Dos Chap #3 NOW AVAILABLE
ANNOUNCING DOS PRESS CHAPBOOK #3
Rosa Alcalá's UNDOCUMENTARY
Ash Smith's WATER SHED
Sasha Steensen's THE FUTURE OF AN ILLUSION
Also featuring a selection of images from TX artist/writer Roberto Ontiveros.
Limited edition copies are available here.
Standard edition copies are available here.
Sasha Steensen is an Assistant Professor at Colorado State University. She holds a B.A. in History and an M.F.A. in Creative Writing from the University of Nevada, Las Vegas, as well as a PhD in Poetics from SUNY Buffalo. She is the author of 2 books from Fence Books: The Method (forthcoming) and A Magic Book (from 2004), as well as a collaboration with Gordon Hadfield called correspondence (published by Handwritten Press). Steensen serves as one of the poetry editors for Colorado Review and she’s also co-editor of Bonfire Press.
Steensen’s dos chap is an excerpt from her forthcoming book The Method, which shares its title with a collection of proofs by the Greek mathematician Archimedes. The Method also shows up as a character in Steensen’s work & like that character, Archimedes’ book was a traveler, a palimpsest: written, rewritten, written on, written over, on the move. Steensen has spoken of being initially enticed (and eventually repelled) by the character she’s written: as she says in TFOAI, “The ongoingness originally fascinated me, which is why I became a follower.” But The Method eventually threatens to be more than just a note on the mystic writing pad—he threatens to cohere against context, and to leave nothing in his wake—not just to get rid of the evidence, but to erase the place itself. The poem, then, is in some way (again to quote TFOAI) Steensen’s “souvenir to prove [she] went along for the pointless highway ride.”
Steensen's work online:
LITTLE RED LEAVES
Rosa Alcalá teaches in the Creative Writing program at UTEP. She received her MFA from Brown University and her Ph.D. in English from SUNY Buffalo. In 2003, her book Some Maritime Disasters This Century was published as a limited edition by Belladonna. As a translator, she has provided us w/invaluable translations of Cecilia Vicuña and Lourdes Vázquez, as well as (more recently) Lila Zemborain. With Carmen Gimenez-Smith, she coedits Noemi Press.

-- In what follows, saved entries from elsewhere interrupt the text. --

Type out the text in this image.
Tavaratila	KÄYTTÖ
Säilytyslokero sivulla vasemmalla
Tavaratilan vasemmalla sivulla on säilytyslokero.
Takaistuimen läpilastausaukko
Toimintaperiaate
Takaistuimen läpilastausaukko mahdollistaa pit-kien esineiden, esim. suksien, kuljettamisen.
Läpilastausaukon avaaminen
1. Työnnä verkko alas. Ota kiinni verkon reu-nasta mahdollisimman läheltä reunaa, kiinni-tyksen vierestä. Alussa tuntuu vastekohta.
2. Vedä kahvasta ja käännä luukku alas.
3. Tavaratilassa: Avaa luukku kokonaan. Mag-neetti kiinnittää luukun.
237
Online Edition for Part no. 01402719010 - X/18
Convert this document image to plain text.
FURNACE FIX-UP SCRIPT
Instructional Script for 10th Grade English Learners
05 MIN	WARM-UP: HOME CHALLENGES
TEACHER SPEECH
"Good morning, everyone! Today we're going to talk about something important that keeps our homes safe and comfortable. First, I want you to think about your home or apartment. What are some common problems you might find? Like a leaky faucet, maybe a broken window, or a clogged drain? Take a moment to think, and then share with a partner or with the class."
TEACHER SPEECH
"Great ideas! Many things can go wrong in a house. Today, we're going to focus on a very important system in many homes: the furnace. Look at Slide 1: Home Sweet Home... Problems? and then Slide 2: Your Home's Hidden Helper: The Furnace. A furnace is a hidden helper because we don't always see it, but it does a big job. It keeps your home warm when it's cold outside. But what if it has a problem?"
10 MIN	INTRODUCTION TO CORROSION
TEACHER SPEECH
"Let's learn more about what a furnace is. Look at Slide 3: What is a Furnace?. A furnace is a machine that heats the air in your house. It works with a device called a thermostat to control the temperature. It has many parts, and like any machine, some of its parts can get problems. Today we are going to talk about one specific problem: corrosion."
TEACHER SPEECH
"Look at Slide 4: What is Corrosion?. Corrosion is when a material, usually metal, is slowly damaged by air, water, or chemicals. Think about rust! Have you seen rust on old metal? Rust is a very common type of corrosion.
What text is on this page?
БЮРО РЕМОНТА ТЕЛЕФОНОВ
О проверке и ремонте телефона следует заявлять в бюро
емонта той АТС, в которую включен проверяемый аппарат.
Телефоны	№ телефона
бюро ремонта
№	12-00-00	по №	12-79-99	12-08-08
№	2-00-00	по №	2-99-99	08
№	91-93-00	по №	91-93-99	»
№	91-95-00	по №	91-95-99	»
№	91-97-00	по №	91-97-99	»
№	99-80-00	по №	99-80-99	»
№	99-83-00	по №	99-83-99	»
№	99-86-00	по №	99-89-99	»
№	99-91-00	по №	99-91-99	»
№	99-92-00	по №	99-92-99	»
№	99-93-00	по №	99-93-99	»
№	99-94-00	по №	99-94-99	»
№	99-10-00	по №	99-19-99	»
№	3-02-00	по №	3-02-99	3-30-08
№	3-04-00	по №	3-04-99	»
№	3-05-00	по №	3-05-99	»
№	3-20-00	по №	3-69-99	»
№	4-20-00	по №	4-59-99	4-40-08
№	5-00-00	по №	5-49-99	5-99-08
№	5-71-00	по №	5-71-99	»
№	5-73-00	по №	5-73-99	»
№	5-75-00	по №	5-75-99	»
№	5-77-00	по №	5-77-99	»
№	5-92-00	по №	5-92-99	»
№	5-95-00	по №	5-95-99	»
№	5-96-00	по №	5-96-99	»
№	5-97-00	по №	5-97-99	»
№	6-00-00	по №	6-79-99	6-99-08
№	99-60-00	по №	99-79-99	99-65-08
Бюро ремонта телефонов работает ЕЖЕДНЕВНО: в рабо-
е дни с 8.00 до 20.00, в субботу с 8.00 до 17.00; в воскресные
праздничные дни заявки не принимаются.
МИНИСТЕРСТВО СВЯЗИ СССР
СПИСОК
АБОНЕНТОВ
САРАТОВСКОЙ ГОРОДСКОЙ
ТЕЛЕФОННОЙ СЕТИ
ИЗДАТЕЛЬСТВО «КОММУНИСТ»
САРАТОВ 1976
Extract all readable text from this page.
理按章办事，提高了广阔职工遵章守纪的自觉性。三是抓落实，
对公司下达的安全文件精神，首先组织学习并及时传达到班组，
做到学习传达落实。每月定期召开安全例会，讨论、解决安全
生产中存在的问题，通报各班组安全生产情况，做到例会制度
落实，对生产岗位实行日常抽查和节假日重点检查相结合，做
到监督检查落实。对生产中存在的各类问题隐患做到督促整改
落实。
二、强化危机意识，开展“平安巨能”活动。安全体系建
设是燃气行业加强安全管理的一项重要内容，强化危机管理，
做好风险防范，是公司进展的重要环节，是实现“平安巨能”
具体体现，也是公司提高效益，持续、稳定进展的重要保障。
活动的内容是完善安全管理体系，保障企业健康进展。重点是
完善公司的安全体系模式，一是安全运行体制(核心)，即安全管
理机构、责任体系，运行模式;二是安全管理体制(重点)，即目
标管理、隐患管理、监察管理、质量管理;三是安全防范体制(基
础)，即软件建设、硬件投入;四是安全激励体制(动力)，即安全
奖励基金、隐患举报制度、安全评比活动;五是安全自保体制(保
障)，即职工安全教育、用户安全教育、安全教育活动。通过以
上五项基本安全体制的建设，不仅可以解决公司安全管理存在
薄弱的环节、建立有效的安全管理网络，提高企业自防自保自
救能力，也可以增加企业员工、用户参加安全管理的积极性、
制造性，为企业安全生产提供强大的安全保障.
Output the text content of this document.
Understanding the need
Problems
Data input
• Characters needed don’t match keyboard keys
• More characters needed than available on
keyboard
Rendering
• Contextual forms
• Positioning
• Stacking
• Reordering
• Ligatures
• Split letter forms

One of the numerous pleasures in reading the poems of Undocumentary is Alcalá’s invitation to experience (& therefore perform ourselves) an unsettling of the notion of “fixed identity” – “ a machine that never shuts down” – the work of working in & against its static through the “roundabout mess” of both the language used to describe it & our own, often confusing, relationships to it. Her work reminds us that one’s ‘identity’ is more plural & more complex than either what one chooses or, perhaps more importantly, what has been “chosen for” one – it is always at once in motion – “backwards and forwards within an irreconcilable set of imperatives” – and never settled. It is through this often painful work of constant navigation that we’re invited to build, or perhaps re-build, a more human “type of architecture” – one that is more complex than a category & more than a product of systemic production.
Alcalá's work online:
Ash Smith has lived mostly in Central Texas and the Rio Grande Valley where she has worked with environmental and educational programs. She is currently finishing a full length manuscript at Texas State University. Water Shed, from Dos Press, is her first chapbook.
The poems in Water Shed take up being-on-the-move as a central concern of writing/living, as one of her titles has it: “YOU COULD TELL YOU WERE MOVING AWAY FROM WHAT YOU NEVER OWNED.” In “Red List” this movement is writing’s way of getting down into things: “they put ink into the watershed put / in order to try to think / under ground.” As if this formulation was too neat (or too poisonous) the poem “Watershed” propels the work upward, “a climb through calculated / as sound.” Even her lists are listless. Even at their most discursive, these poems are unhinged by the fixed nature of description, the finality of pronouncements: “I’d like to describe / the act of listening both above and bellow ground.” Water Shed offers an experience of dwelling as roaming, of being-on-the-move as a way of inhabiting a place.